Remember. If you can do nothing else, you can simply remember the person that was lost…. It has meant SO much to Kathryn to hear from people who’s lives were impacted by DeWayne, to hear the funny stories, to see pictures, etc. Don’t be afraid to talk about him (trust me, you won’t be “reminding” the person grieving of anything that isn’t already on his/her mind 24/7). Use their name. It’s ok to say things like “he would have loved this,” or “this song made me think of the time he…” Also, remember the date of the loss and other important ones (birthdays, anniversaries, etc.). A quick text or email on a specific date goes a long way, but remembering on random days is great too! Put a reminder in your phone for months/years down the road… Remember, this is a marathon — while, in so many ways, our lives go back to regular programming after a while, hers will not. It can be incredibly comforting to remember that DeWayne is not forgotten, and neither is Kathryn, even as time passes.

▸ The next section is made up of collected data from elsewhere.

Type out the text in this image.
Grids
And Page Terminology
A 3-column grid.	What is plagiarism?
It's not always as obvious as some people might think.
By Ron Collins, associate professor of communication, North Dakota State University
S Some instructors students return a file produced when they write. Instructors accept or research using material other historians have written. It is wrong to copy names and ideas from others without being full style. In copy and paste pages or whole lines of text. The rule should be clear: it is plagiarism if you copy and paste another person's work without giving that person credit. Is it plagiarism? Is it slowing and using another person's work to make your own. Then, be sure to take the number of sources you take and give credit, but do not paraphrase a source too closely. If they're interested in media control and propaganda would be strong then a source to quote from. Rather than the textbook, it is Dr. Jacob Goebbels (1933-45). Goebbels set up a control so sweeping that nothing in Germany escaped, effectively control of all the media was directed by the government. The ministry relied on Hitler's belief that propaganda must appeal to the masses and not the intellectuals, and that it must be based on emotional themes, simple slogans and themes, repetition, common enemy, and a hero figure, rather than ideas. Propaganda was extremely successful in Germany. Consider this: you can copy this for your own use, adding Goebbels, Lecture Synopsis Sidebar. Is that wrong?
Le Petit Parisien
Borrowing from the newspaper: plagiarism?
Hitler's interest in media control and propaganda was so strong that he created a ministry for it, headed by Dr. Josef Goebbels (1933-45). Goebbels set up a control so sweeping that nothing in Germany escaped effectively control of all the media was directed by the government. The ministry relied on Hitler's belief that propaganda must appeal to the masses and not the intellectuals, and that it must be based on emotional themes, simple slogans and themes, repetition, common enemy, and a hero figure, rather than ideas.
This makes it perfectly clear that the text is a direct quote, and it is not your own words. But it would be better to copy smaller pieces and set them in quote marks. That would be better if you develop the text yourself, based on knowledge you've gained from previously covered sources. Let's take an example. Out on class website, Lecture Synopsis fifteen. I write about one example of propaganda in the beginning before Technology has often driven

And, there we go. Clearly I had a lot to say about this! Haha! I hope this was helpful/meaningful to someone out there in internet land, and if you’ve walked through a similar season with a friend/loved one (or gone through something and had people walk beside you), I’d LOVE to hear what you think of this list + what you would add.
Thanks for your continued prayers for my sister and our family. We are doing it!